Diese Erklärung wurde vom preußischen Innenminister unverzüglich in einem Rundschreiben an die Präsidenten des Kammergerichts und der anderen Oberlandesgerichtspräsidenten des Freistaats Preußen mit dem Hinweis aufgegriffen, dass Blinde – auch sonst durchaus privilegierte Kriegsblinde – nicht mehr als Richter beschäftigt werden dürften.
Der Ausschluss blinder Richter hatte also seinen Anlass im schlafbedingten Aufmerksamkeitsmangel ihrer Kollegen.
Selbst unter den Vorsitzenden der Anwaltskammern ergab seinerzeit eine Abstimmung mit nicht allzu überwältigender Mehrheit, dass man es dem rechtssuchenden Publikum überlassen könne, blinde Anwälte zu dulden oder sich einen anderen zu suchen.
Der "Welttag des Weißen Stocks" ist eigentlich überholt
Man könne es erleben, dass bei einer Party die angesagten Leute in der Küche stehen und mit ihren schicken Krankheiten protzen, etwa der Malaria, die man sich bei der letzten Afrikareise zugezogen habe.
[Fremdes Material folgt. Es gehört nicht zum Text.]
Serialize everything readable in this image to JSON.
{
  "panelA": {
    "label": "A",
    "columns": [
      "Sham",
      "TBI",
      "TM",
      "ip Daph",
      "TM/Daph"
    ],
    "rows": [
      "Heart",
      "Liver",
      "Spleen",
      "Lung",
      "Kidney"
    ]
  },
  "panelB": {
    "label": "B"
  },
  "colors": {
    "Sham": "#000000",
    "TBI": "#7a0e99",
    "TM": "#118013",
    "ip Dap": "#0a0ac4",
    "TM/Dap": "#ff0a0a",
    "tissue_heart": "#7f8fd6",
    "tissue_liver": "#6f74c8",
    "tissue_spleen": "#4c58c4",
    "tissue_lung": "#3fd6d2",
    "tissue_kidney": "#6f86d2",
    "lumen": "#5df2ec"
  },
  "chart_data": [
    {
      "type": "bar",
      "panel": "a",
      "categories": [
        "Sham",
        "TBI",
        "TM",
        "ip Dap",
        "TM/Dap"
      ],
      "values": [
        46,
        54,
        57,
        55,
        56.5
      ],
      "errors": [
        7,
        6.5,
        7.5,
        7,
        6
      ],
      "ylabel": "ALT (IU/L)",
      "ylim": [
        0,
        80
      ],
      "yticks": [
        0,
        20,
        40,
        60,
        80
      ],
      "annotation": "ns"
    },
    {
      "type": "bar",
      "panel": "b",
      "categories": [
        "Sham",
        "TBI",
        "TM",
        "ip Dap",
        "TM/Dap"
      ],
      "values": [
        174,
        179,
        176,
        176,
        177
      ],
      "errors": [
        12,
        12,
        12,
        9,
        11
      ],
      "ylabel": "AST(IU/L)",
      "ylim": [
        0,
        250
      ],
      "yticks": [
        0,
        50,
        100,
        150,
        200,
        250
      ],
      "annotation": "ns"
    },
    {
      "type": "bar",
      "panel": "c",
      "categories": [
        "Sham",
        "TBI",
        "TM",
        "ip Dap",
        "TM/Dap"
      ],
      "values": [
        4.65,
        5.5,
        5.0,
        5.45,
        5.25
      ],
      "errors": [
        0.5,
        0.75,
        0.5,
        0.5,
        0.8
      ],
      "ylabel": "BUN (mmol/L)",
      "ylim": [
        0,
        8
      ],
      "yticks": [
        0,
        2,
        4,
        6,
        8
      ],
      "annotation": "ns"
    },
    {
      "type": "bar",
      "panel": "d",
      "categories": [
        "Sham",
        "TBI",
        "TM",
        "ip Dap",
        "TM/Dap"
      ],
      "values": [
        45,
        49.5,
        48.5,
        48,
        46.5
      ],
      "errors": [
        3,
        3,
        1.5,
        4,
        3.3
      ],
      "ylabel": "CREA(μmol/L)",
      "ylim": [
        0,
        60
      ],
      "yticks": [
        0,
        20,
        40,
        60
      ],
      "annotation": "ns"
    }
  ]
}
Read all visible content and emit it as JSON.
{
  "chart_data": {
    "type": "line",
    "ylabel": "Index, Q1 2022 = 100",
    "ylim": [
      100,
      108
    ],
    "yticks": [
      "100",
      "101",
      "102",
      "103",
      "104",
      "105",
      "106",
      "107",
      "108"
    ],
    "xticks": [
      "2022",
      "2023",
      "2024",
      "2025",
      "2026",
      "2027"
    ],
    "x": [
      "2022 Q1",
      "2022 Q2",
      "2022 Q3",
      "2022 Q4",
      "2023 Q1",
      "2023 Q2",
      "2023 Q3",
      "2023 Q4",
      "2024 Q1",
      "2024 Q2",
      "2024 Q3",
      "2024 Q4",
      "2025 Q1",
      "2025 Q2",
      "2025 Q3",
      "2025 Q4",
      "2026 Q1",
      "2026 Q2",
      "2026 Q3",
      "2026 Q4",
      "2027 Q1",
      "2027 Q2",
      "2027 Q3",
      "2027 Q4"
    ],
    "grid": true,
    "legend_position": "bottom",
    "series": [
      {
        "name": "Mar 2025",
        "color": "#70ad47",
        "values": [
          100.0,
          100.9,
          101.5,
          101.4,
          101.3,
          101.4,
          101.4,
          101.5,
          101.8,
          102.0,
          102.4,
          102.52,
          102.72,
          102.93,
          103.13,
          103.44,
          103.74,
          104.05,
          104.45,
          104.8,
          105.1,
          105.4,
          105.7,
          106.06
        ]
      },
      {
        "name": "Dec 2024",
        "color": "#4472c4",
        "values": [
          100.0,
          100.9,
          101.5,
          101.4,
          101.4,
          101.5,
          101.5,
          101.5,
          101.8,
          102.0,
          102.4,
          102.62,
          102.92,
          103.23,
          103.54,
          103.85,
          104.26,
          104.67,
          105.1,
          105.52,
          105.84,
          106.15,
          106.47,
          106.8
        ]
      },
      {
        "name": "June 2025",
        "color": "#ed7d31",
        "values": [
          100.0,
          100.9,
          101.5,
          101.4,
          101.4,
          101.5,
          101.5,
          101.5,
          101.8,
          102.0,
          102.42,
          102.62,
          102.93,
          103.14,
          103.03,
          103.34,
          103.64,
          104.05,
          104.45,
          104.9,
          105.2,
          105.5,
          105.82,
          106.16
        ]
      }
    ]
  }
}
Menschen mit weniger renommierlicher Erkrankung – z.B. einer Alkoholabhängigkeit – säßen dagegen ohne erotisch aufgeschlossene Gesprächspartner und ohne schick-pathogenes Smalltalkthema im Wohnzimmer herum.
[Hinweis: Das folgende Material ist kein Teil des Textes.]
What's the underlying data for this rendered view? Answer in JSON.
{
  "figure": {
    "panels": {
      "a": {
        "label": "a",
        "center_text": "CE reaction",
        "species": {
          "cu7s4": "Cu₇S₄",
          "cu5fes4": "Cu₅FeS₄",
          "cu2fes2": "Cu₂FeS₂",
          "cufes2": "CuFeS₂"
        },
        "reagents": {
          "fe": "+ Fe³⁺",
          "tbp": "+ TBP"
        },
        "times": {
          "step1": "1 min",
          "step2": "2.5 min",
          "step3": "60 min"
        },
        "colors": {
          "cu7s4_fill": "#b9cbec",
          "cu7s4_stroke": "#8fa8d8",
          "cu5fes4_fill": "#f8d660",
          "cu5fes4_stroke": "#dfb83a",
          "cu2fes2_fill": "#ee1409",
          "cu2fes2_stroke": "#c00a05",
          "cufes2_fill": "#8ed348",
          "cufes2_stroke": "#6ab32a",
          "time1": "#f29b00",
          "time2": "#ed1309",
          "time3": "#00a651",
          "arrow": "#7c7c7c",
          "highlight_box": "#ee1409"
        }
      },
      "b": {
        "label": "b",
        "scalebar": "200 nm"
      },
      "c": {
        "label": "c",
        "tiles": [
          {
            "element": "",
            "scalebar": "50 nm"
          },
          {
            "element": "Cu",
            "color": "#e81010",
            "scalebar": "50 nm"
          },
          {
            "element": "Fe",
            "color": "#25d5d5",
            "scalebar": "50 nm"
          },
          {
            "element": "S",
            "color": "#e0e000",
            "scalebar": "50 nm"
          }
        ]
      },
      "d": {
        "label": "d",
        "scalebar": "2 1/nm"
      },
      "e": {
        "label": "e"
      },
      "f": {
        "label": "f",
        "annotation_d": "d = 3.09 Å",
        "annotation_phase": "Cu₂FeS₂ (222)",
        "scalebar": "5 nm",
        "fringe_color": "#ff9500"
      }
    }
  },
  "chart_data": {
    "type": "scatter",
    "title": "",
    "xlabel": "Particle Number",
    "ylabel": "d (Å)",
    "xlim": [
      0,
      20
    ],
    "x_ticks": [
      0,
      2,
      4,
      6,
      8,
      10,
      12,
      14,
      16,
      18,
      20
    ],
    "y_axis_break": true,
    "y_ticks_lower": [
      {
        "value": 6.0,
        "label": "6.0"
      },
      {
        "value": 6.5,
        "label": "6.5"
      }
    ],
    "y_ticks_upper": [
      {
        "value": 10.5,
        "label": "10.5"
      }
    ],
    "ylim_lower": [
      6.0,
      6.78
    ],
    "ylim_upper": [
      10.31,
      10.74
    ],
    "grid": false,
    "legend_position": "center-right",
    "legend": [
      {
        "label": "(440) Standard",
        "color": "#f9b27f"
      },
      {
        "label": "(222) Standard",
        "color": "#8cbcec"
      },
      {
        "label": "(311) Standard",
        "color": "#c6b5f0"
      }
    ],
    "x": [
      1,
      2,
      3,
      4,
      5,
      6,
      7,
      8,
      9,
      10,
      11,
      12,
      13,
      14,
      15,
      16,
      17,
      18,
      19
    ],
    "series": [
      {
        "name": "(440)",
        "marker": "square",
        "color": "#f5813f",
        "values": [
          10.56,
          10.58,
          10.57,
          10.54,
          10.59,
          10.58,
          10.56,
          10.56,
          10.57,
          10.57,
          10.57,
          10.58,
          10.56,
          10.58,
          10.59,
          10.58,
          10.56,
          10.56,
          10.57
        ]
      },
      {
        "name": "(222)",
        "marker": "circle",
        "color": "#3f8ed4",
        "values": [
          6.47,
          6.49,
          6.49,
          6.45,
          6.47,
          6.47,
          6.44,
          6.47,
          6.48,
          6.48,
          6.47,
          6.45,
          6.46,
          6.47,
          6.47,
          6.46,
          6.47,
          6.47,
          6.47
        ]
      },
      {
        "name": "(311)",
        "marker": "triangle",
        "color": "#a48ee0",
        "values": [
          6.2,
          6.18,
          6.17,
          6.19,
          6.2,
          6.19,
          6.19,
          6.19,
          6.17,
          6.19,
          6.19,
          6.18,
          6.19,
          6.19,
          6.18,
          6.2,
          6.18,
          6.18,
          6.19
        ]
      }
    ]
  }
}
Diese böse Beobachtung des Schriftstellers und Titanic-Autors Simon(e) Borowiak, dass manche physischen Beeinträchtigungen in der Öffentlichkeit einfach mehr hermachten als andere, lässt sich übertragen: Für Menschen mit eingeschränkten Verständnisleistungen bringt der öffentlich-rechtliche Rundfunk Sendungen in "einfachem Deutsch", die Gebärdensprache der Gehörlosen bewegt sich glücklicherweise fast schon im Grenzbereich populärkultureller Aneignung.
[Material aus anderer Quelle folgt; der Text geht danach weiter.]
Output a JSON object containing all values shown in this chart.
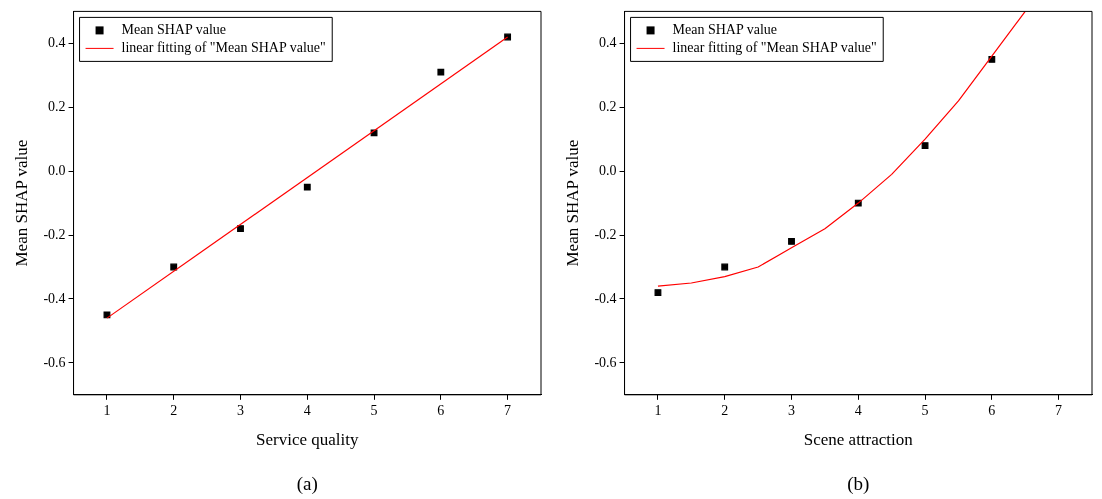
{
  "chart_data": [
    {
      "type": "scatter",
      "xlabel": "Service quality",
      "ylabel": "Mean SHAP value",
      "annotations": [
        "(a)"
      ],
      "xlim": [
        0.5,
        7.5
      ],
      "xticks": [
        1,
        2,
        3,
        4,
        5,
        6,
        7
      ],
      "ylim": [
        -0.7,
        0.5
      ],
      "yticks": [
        -0.6,
        -0.4,
        -0.2,
        {
          "value": 0,
          "label": "0.0"
        },
        0.2,
        0.4
      ],
      "grid": false,
      "legend": "top left",
      "series": [
        {
          "type": "scatter",
          "name": "Mean SHAP value",
          "color": "#000000",
          "marker": "square",
          "x": [
            1,
            2,
            3,
            4,
            5,
            6,
            7
          ],
          "values": [
            -0.45,
            -0.3,
            -0.18,
            -0.05,
            0.12,
            0.31,
            0.42
          ]
        },
        {
          "type": "line",
          "name": "linear fitting of \"Mean SHAP value\"",
          "color": "#ff0000",
          "marker": "none",
          "x": [
            1,
            7
          ],
          "values": [
            -0.46,
            0.42
          ]
        }
      ]
    },
    {
      "type": "scatter",
      "xlabel": "Scene attraction",
      "ylabel": "Mean SHAP value",
      "annotations": [
        "(b)"
      ],
      "xlim": [
        0.5,
        7.5
      ],
      "xticks": [
        1,
        2,
        3,
        4,
        5,
        6,
        7
      ],
      "ylim": [
        -0.7,
        0.5
      ],
      "yticks": [
        -0.6,
        -0.4,
        -0.2,
        {
          "value": 0,
          "label": "0.0"
        },
        0.2,
        0.4
      ],
      "grid": false,
      "legend": "top left",
      "series": [
        {
          "type": "scatter",
          "name": "Mean SHAP value",
          "color": "#000000",
          "marker": "square",
          "x": [
            1,
            2,
            3,
            4,
            5,
            6
          ],
          "values": [
            -0.38,
            -0.3,
            -0.22,
            -0.1,
            0.08,
            0.35
          ]
        },
        {
          "type": "line",
          "name": "linear fitting of \"Mean SHAP value\"",
          "color": "#ff0000",
          "marker": "none",
          "x": [
            1,
            1.5,
            2,
            2.5,
            3,
            3.5,
            4,
            4.5,
            5,
            5.5,
            6,
            6.5
          ],
          "values": [
            -0.36,
            -0.35,
            -0.33,
            -0.3,
            -0.24,
            -0.18,
            -0.1,
            -0.01,
            0.1,
            0.22,
            0.36,
            0.5
          ]
        }
      ]
    }
  ]
}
Wie viele sehbehinderte Menschen in Deutschland noch vom langweiligen Sofa in die angesagte Party-Küche unterwegs sind, dazu liegen noch nicht einmal gesicherte Zahlen vor.
Und zu allem Überfluss soll auch noch ein "Weißer Stock" an ihre Bedürfnisse erinnern – ein Hilfsmittel, das mancher Blinde aus guten rechtlichen Gründen um einen Hund ergänzt finden möchte.
Martin Rath arbeitet als freier Lektor und Journalist in Ohligs.